Se encogió de hombros con rabia ante la perspectiva de tener que enriquecer a otra mujer Stewart. ¿Cuántas veces había pagado deudas de Tania para proteger a su hermano de las exigencias insaciables de su esposa? ¿Pero qué otra cosa podía hacer? Tania estaba muerta y enterrada y su hermana ni siquiera se había molestado en acudir al funeral. Todos los intentos por contactar con ella en su última dirección conocida habían sido infructuosos. Eso ya lo decía todo sobre el vínculo débil que había entre las hermanas, ¿no?
–Habrá que encontrar a la hermanita de Tania –dijo, con un leve tono de amenaza.
Isla se sopló los dedos congelados. El viento le enfriaba el rostro por debajo del gorro mientras daba de comer rápidamente a las gallinas y recogía los huevos.

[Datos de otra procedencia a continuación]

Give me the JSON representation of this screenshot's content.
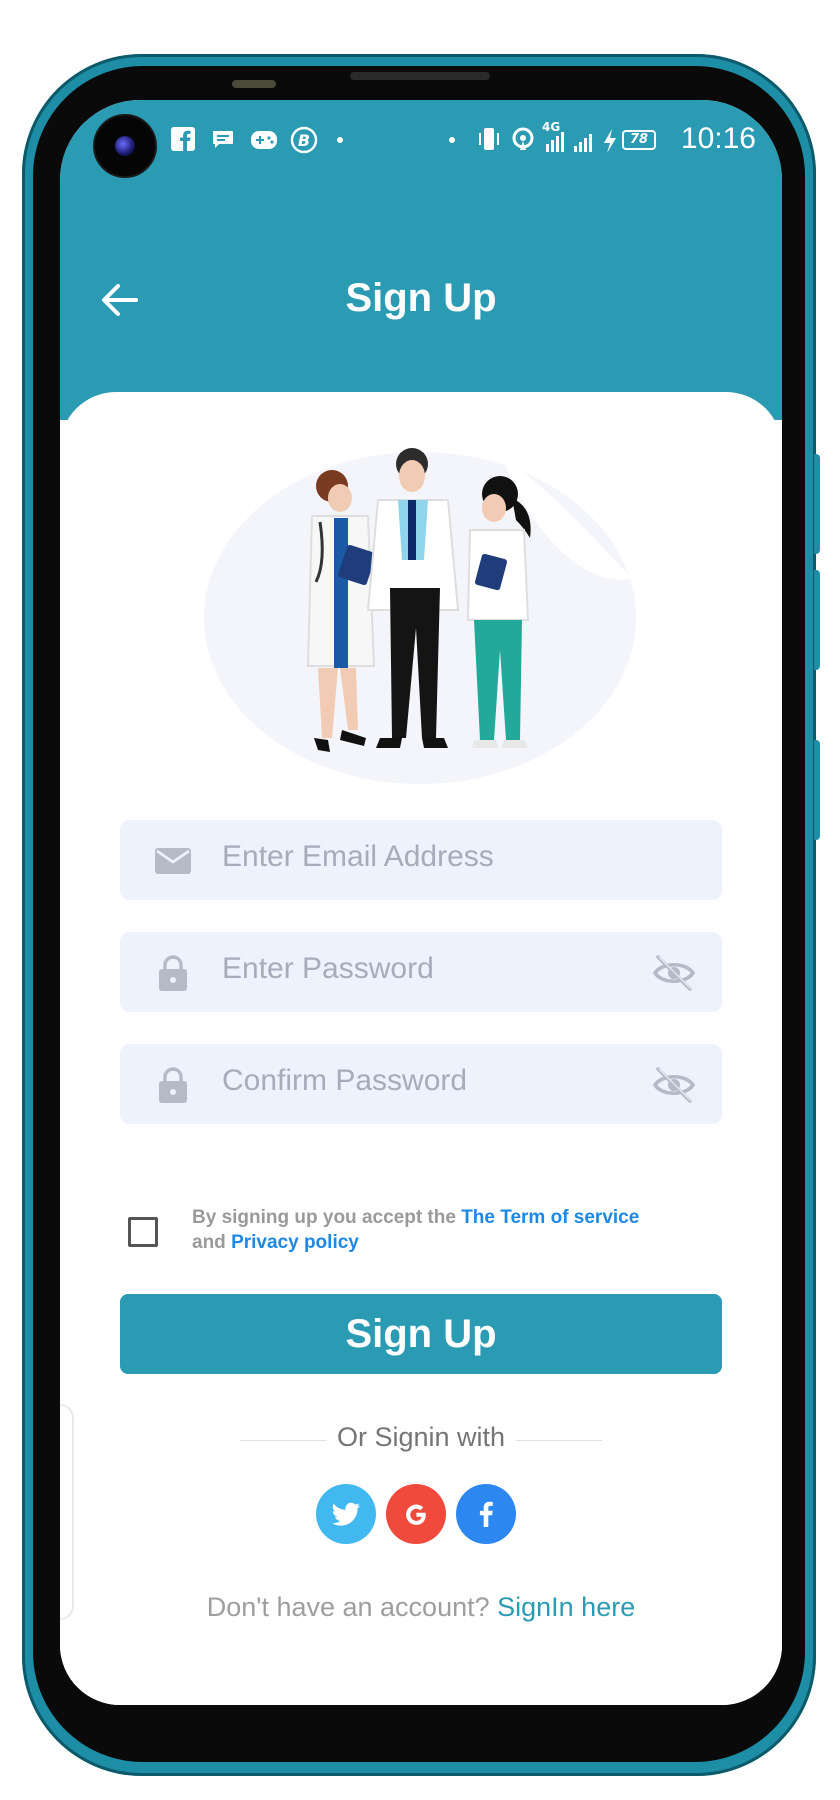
{
  "status_bar": {
    "time": "10:16",
    "battery": "78",
    "network": "4G",
    "icons": [
      "facebook-icon",
      "message-icon",
      "gamepad-icon",
      "b-circle-icon",
      "dot-icon",
      "vibrate-icon",
      "hotspot-icon",
      "signal-icon",
      "charging-icon",
      "battery-icon"
    ]
  },
  "appbar": {
    "title": "Sign Up",
    "back_icon": "arrow-left-icon"
  },
  "form": {
    "email_placeholder": "Enter Email Address",
    "password_placeholder": "Enter Password",
    "confirm_placeholder": "Confirm Password"
  },
  "terms": {
    "prefix": "By signing up you accept the ",
    "terms_link": "The Term of service",
    "and": "and ",
    "privacy_link": "Privacy policy",
    "checked": false
  },
  "signup_button": "Sign Up",
  "social": {
    "label": "Or Signin with",
    "providers": [
      {
        "name": "twitter",
        "color": "#42b8f0"
      },
      {
        "name": "google",
        "color": "#ef4a3c"
      },
      {
        "name": "facebook",
        "color": "#2d87f0"
      }
    ]
  },
  "footer": {
    "question": "Don't have an account? ",
    "link": "SignIn here"
  },
  "colors": {
    "primary": "#2b9bb4",
    "field_bg": "#eef2fc",
    "link_blue": "#1e88e5"
  }
}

Pensó animosa que tendría que hacer algo de repostería para gastarlos y a continuación se sintió culpable por pensar así cuando su única hermana y su cuñado estaban muertos.
Y peor aún, ella no se habría enterado de lo ocurrido de no ser porque un vecino amable se había acercado la semana anterior a darle la trágica noticia en persona. Sus tíos, los propietarios de la granja en las Highlands de Escocia en la que estaba Isla, habían ido a visitar a la familia de su tía en Nueva Zelanda, habían leído en internet la noticia de las muertes de Tania y Paulu en un accidente de helicóptero y habían llamado de inmediato a los vecinos para que preguntaran a Isla si quería que volvieran a casa para que ella pudiera viajar a Italia.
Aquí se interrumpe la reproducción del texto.